O DIREITO DE PENSAR DIFERENTE
Esta semana a recepcionista evitou me dar um bom dia. Passei pelo balcão e ela fingiu estar limpando a janela. Desviou-se do seu lugar costumeiro, e deixou-me sem opção para cumprimentá-la. Saí um pouco do prumo por ser autista. Faço tudo do mesmo jeito todos os dias. Quando foge um pouco do habitual sinto necessidade de passar a noite em claro avaliando a situação. Acho mil motivos para justificar os acontecimentos desfavoráveis. No caso dela, penso que foi porque a lua ficou cheia, e pessoas perturbadas não se dão bem em noites enluaradas. Tiro isso por mim. Quando vejo que está na hora de me transformar em lobisomem, tranco-me na jaula e deixo os afazeres para o dia seguinte. Minha vontade é estraçalhar quem está por perto. O governo ficou sabendo que tenho esse distúrbio. Veio me convocar para matar trinta mil pessoas durante quatro anos, mas eu disse que era muito pouco. Preferi mandar meu primo que se transforma em vírus. Ele está se deleitando com as novas ordens porque já superou o planejamento inicial.

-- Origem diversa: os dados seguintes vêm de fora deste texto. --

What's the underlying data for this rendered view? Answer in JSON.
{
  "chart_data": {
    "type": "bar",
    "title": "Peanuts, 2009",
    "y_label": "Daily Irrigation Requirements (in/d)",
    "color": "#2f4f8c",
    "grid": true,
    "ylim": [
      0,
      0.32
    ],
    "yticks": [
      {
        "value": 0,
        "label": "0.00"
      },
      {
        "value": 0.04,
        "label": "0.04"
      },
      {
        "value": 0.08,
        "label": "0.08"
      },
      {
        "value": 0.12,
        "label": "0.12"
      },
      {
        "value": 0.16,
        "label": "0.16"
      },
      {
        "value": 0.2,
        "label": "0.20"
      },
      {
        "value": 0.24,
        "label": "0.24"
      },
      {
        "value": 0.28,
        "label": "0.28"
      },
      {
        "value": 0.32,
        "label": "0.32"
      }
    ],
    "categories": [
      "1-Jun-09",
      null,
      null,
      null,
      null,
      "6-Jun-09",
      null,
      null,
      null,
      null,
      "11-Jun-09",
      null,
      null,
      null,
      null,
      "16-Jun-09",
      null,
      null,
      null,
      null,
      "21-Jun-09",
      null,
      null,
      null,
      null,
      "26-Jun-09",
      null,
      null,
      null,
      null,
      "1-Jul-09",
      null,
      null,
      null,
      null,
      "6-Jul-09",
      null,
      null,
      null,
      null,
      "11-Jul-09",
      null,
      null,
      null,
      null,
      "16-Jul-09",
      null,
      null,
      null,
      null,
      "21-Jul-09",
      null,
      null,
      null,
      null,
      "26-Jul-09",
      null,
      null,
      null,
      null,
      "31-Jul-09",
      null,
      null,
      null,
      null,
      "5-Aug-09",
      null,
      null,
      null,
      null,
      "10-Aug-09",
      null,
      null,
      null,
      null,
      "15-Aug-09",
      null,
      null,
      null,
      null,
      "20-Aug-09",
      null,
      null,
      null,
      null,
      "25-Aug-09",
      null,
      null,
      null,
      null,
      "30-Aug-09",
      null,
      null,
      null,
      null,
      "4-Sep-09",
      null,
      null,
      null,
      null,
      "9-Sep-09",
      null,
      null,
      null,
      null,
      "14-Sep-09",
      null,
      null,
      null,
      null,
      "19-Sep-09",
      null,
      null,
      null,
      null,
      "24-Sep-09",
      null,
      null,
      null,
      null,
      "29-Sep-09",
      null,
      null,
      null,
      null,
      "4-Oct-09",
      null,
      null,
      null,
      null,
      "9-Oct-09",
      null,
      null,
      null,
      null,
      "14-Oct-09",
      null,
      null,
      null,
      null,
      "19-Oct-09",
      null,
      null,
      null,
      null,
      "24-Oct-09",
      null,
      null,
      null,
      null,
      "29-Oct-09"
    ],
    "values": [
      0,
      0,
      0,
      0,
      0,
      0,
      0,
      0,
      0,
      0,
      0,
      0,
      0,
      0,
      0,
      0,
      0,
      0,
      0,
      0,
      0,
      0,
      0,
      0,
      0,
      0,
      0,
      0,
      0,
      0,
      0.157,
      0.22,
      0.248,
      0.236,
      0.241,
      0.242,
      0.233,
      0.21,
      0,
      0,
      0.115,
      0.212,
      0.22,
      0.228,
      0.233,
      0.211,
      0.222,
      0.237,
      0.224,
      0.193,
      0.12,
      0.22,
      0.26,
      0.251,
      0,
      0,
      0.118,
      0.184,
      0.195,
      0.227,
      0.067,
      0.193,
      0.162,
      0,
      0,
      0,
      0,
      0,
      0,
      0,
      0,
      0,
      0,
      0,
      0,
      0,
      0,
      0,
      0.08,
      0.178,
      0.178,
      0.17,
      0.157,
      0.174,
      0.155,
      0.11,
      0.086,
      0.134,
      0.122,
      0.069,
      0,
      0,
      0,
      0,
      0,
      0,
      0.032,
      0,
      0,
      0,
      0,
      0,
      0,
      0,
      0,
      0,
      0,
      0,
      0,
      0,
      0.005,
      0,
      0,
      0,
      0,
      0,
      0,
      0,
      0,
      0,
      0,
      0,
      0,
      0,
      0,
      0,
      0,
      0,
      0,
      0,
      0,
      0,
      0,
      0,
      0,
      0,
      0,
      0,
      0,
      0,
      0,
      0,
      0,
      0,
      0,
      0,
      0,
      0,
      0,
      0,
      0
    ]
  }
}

Minha preocupação com a lua cheia é muito grande. Fico vigiando o calendário para saber tudo sobre ela, inclusive, vi em uma revista de fofoca sideral que o sol morre de inveja porque a lua tem a capacidade de inspirar as pessoas. Foi no período de lua cheia que Brutus matou césar, Hither invadiu a Polônia e minha mãe obrigou-me a tomar banho. Vem daí minha aversão por água e por lua. Gosto mais de cerveja, refrigerante e injeção. O pior da água é essa capacidade de ficar fria exatamente quando a gente vai tomar banho. Passa o dia quente e, quando menos se espera, congela.
Nesse período de lua cheia há muitas superstições: se a pessoa for gerada durante o dia nasce homem; criança do sexo feminino só se for gerada por volta das vinte e duas horas. São essas e outras simpatias que fazem a lua ser perturbadora. Quando eu era menino disseram-me que a lua era um pedaço de queijo pendurado no céu. As estrelas, os olhos dos ratos querendo comê-la. Eu acordava de madrugada para ver se já haviam comido. Ainda hoje desconfio que seja isso mesmo.